Mas este não disse nada, apenas estremeceu nervosamente e olhou para o outro lado.
— Vocês ainda têm que comer... até que acabe de verdade — disse o Rei desdenhosamente, correndo os olhos pela choça. — Quem quer um pouco de café?
— Eu quero café — falou Dino, sem ar de quem pedisse desculpas. Foi buscar a panela, encheu-a e botou a água para ferver.
O Rei largou a nota de 10 dólares na mesa. Dino a fitou.
— Não, obrigado — falou, com voz rouca, sacudindo a cabeça — quero só o café. — Atravessou com passos incertos toda a extensão da choça.
Constrangidos, os homens deram as costas ao desprezo latente do Rei.
— Espero, para o seu bem, seus filhos da puta, que a guerra tenha mesmo acabado — disse o Rei.
Peter Marlowe saiu do alojamento do Comandante do Campo e caminhou, apressado, para a choça americana. Respondeu automaticamente aos cumprimentos dos homens que conhecia, e pôde sentir os olhares constantes e incrédulos que o seguiam. É, pensou, eu também mal acredito. Voltar para casa logo, voar de novo, ver o meu velho de novo logo, beber com ele, rir com ele. E toda a família. Deus, como vai ser esquisito. Estou vivo. Estou vivo. Consegui!
— Alô, gente boa! — Abriu um largo sorriso, ao entrar na choça.
— Oi, Peter — disse Tex, pondo-se de pé num salto e apertando a mão dele calorosamente. — Puxa, amigão, mas como ficamos contentes em saber da guarda!
— Mas que obra-prima de eufemismo — falou Peter Marlowe, e riu. Enquanto o cercavam, ele curtia o calor da recepção.
— O que houve com as Autoridades? — perguntou Dino.

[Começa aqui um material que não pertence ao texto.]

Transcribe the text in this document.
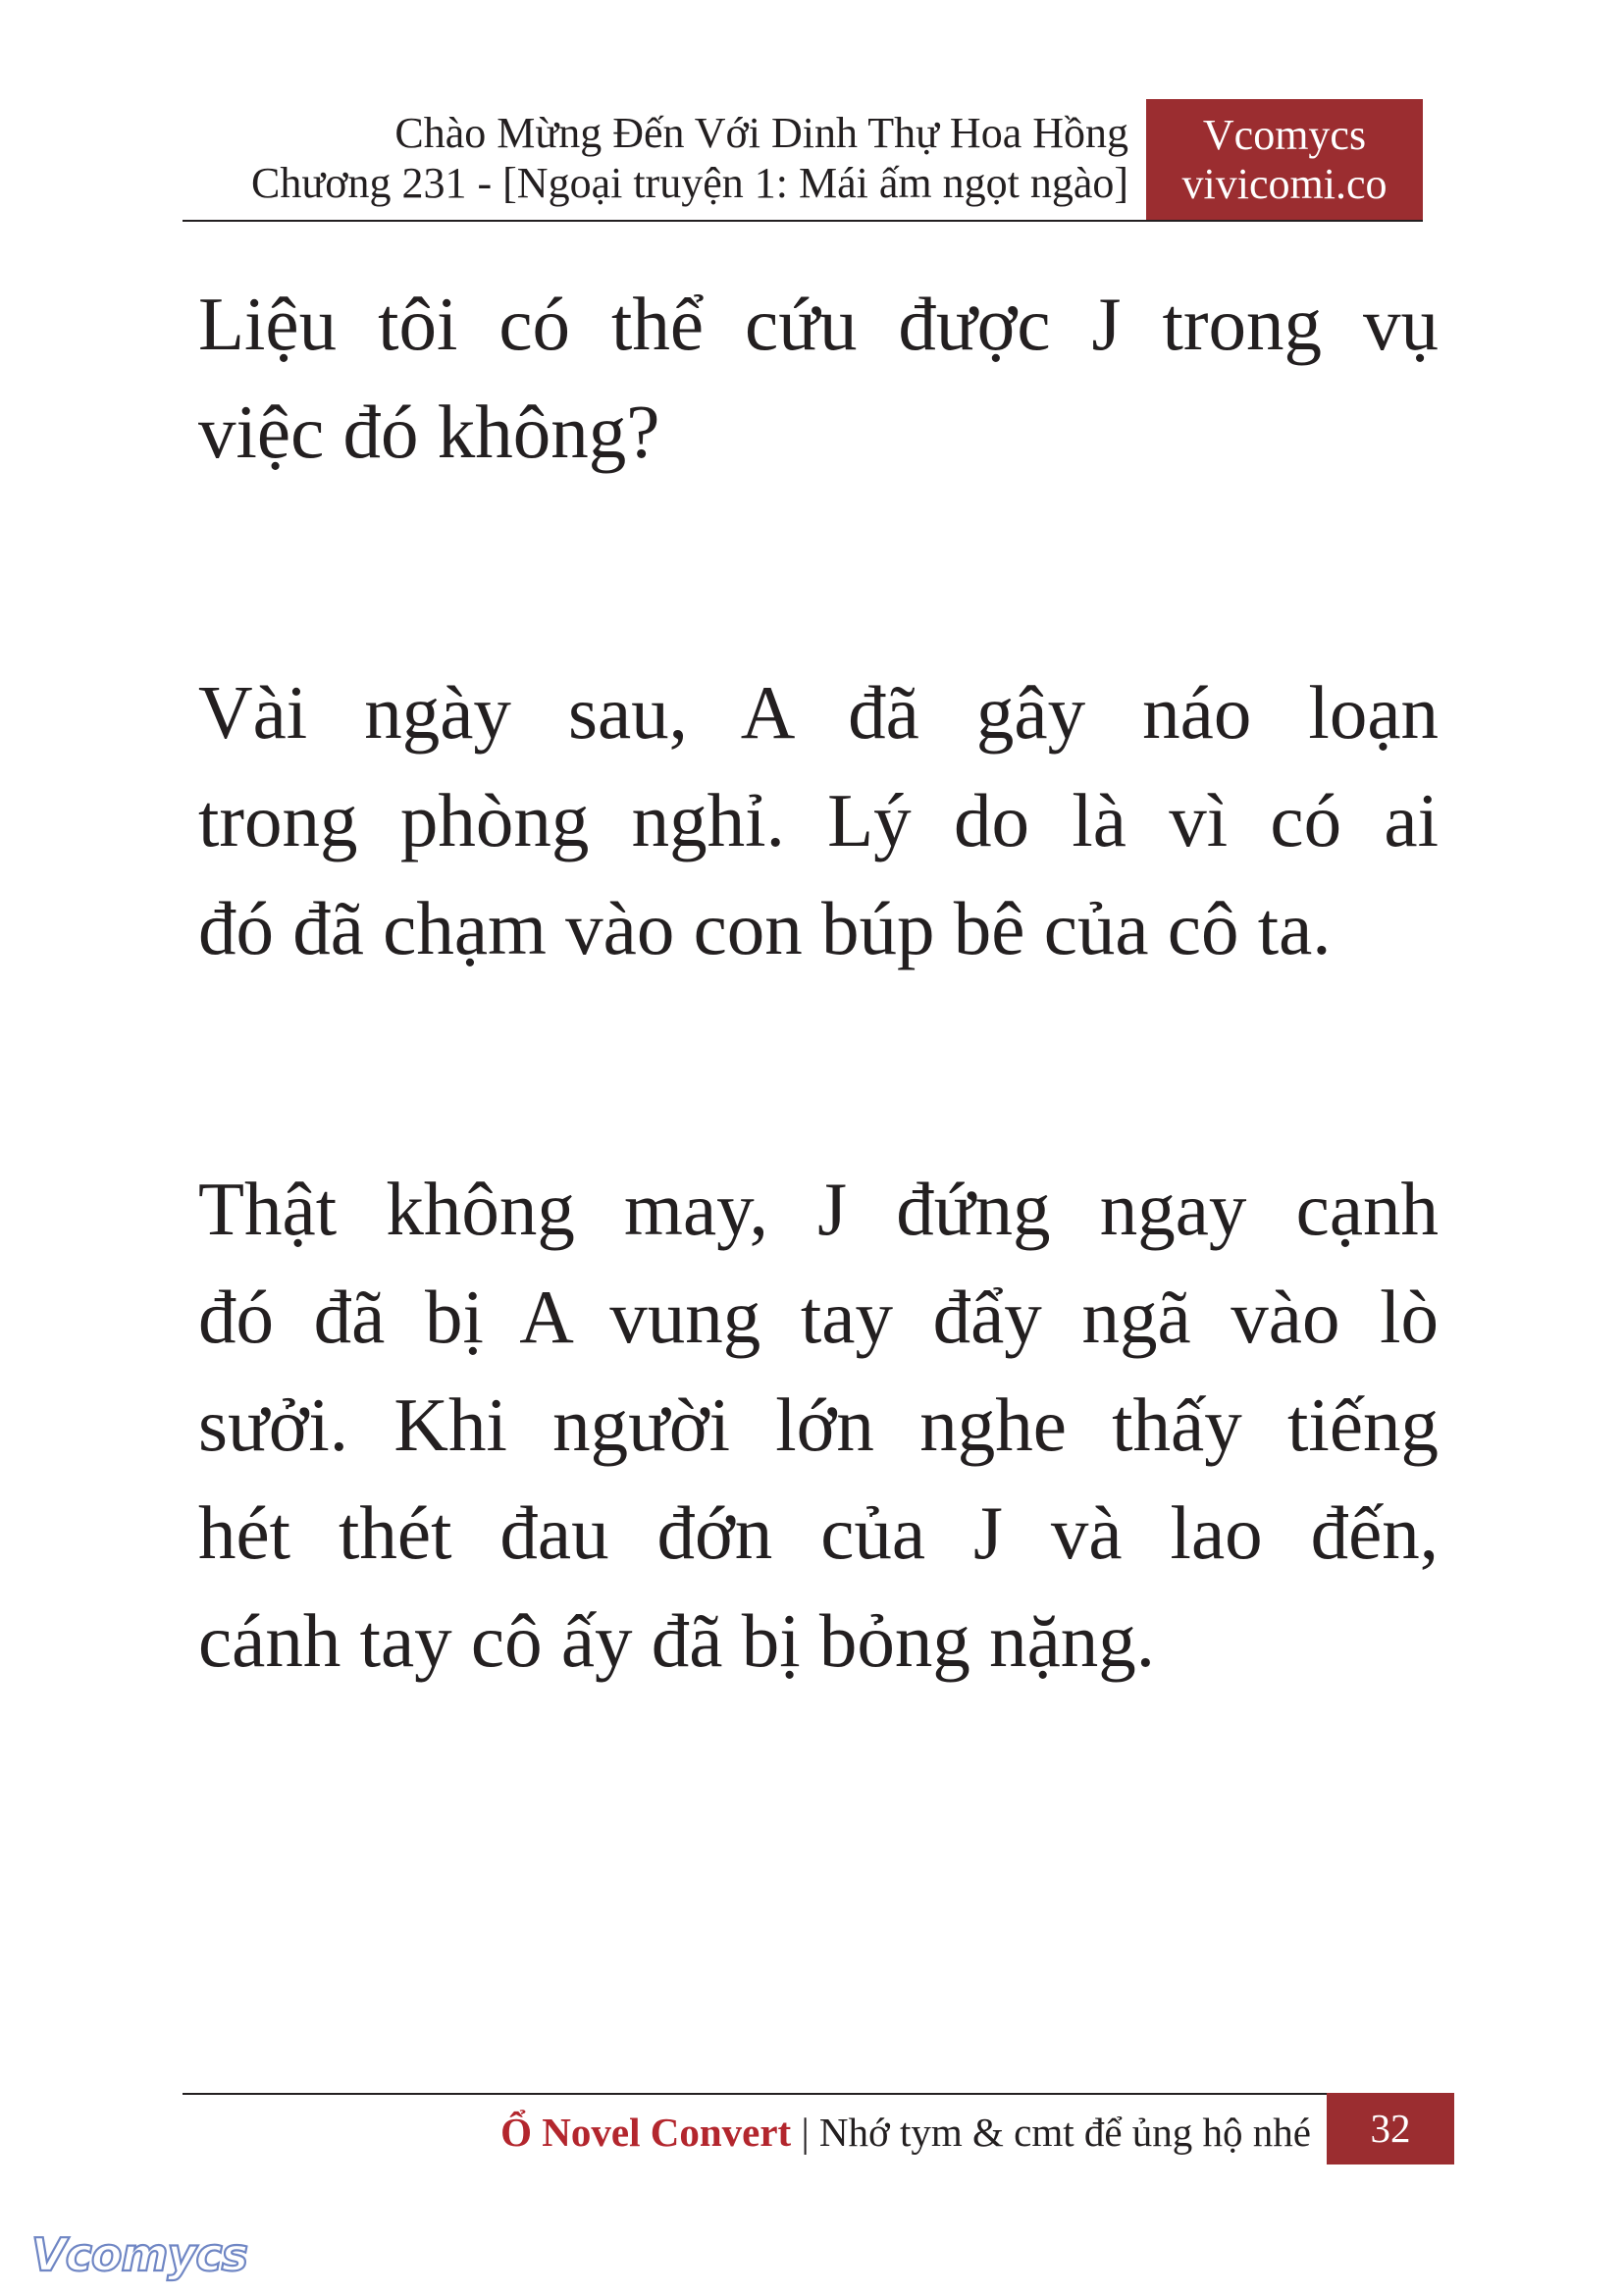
Chào Mừng Đến Với Dinh Thự Hoa Hồng
Chương 231 - [Ngoại truyện 1: Mái ấm ngọt ngào]
Vcomycs
vivicomi.co
Liệu tôi có thể cứu được J trong vụ
việc đó không?
Vài ngày sau, A đã gây náo loạn
trong phòng nghỉ. Lý do là vì có ai
đó đã chạm vào con búp bê của cô ta.
Thật không may, J đứng ngay cạnh
đó đã bị A vung tay đẩy ngã vào lò
sưởi. Khi người lớn nghe thấy tiếng
hét thét đau đớn của J và lao đến,
cánh tay cô ấy đã bị bỏng nặng.
Ổ Novel Convert | Nhớ tym & cmt để ủng hộ nhé	32
Vcomycs
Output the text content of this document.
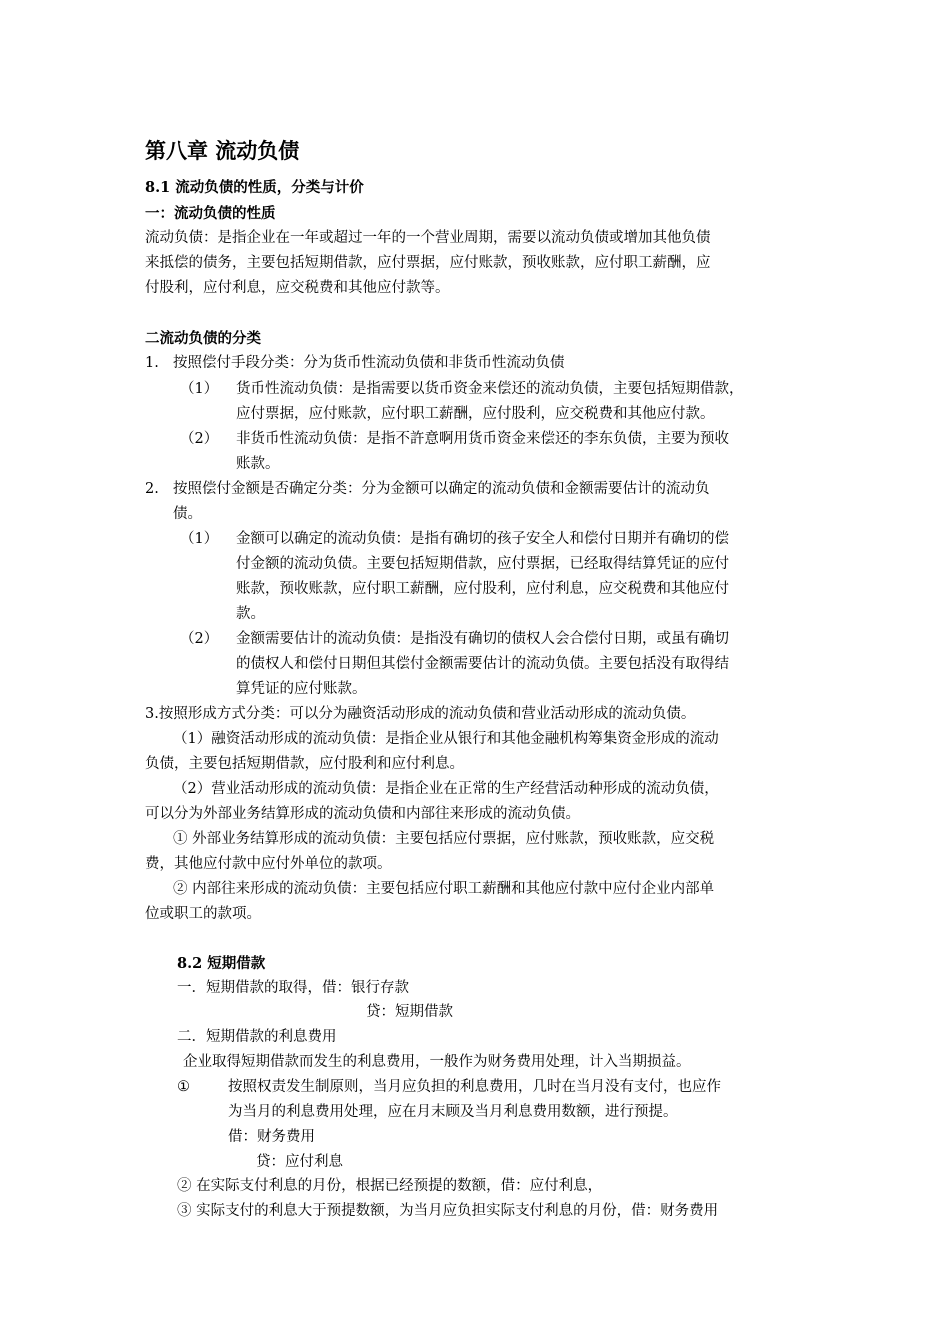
第八章 流动负债
8.1 流动负债的性质，分类与计价
一：流动负债的性质
流动负债：是指企业在一年或超过一年的一个营业周期，需要以流动负债或增加其他负债
来抵偿的债务，主要包括短期借款，应付票据，应付账款，预收账款，应付职工薪酬，应
付股利，应付利息，应交税费和其他应付款等。
二流动负债的分类
1. 按照偿付手段分类：分为货币性流动负债和非货币性流动负债
（1） 货币性流动负债：是指需要以货币资金来偿还的流动负债，主要包括短期借款，
应付票据，应付账款，应付职工薪酬，应付股利，应交税费和其他应付款。
（2） 非货币性流动负债：是指不許意啊用货币资金来偿还的李东负债，主要为预收
账款。
2. 按照偿付金额是否确定分类：分为金额可以确定的流动负债和金额需要估计的流动负
债。
（1） 金额可以确定的流动负债：是指有确切的孩子安全人和偿付日期并有确切的偿
付金额的流动负债。主要包括短期借款，应付票据，已经取得结算凭证的应付
账款，预收账款，应付职工薪酬，应付股利，应付利息，应交税费和其他应付
款。
（2） 金额需要估计的流动负债：是指没有确切的债权人会合偿付日期，或虽有确切
的债权人和偿付日期但其偿付金额需要估计的流动负债。主要包括没有取得结
算凭证的应付账款。
3.按照形成方式分类：可以分为融资活动形成的流动负债和营业活动形成的流动负债。
（1）融资活动形成的流动负债：是指企业从银行和其他金融机构筹集资金形成的流动
负债，主要包括短期借款，应付股利和应付利息。
（2）营业活动形成的流动负债：是指企业在正常的生产经营活动种形成的流动负债，
可以分为外部业务结算形成的流动负债和内部往来形成的流动负债。
① 外部业务结算形成的流动负债：主要包括应付票据，应付账款，预收账款，应交税
费，其他应付款中应付外单位的款项。
② 内部往来形成的流动负债：主要包括应付职工薪酬和其他应付款中应付企业内部单
位或职工的款项。
8.2 短期借款
一．短期借款的取得，借：银行存款
贷：短期借款
二．短期借款的利息费用
企业取得短期借款而发生的利息费用，一般作为财务费用处理，计入当期损益。
①	按照权责发生制原则，当月应负担的利息费用，几时在当月没有支付，也应作
为当月的利息费用处理，应在月末顾及当月利息费用数额，进行预提。
借：财务费用
贷：应付利息
② 在实际支付利息的月份，根据已经预提的数额，借：应付利息，
③ 实际支付的利息大于预提数额，为当月应负担实际支付利息的月份，借：财务费用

Peter Marlowe contou-lhes, e ficaram ainda mais apreensivos. Todos, menos Tex.
— Porra, não há motivo para se preparar para o pior. Acabou! — disse, confiante.
— Acabou, sem dúvida — disse Max, rispidamente, entrando na choça.
— Alô, Max, eu... — Peter Marlowe não continuou. Estava chocado com o olhar assustador de Max. — Está bem? — perguntou, depois, perturbado.
— Claro que estou bem! — explodiu Max. Abriu caminho aos empurrões e largou-se no beliche. — Porra, o que estão olhando? Será que um cara não pode estourar-se de vez em quando, sem que um bando de filhos da mãe fique olhando para ele?
— Calma — falou Tex.
— Graças aos céus vou-me mandar dessa joça logo. — O rosto de Max estava castanho-acinzentado, e a boca não parava de se mexer. — E vou para longe de vocês, seus sacanas nojentos!
— Cale a boca, Max!
— Vá â merda! — Max enxugou a saliva que lhe escorria pelo queixo; enfiou a mão no bolso, tirou de lá um maço de notas de 10 dólares, depois rasgou-as selvagemente, espalhando-as como se fossem confete.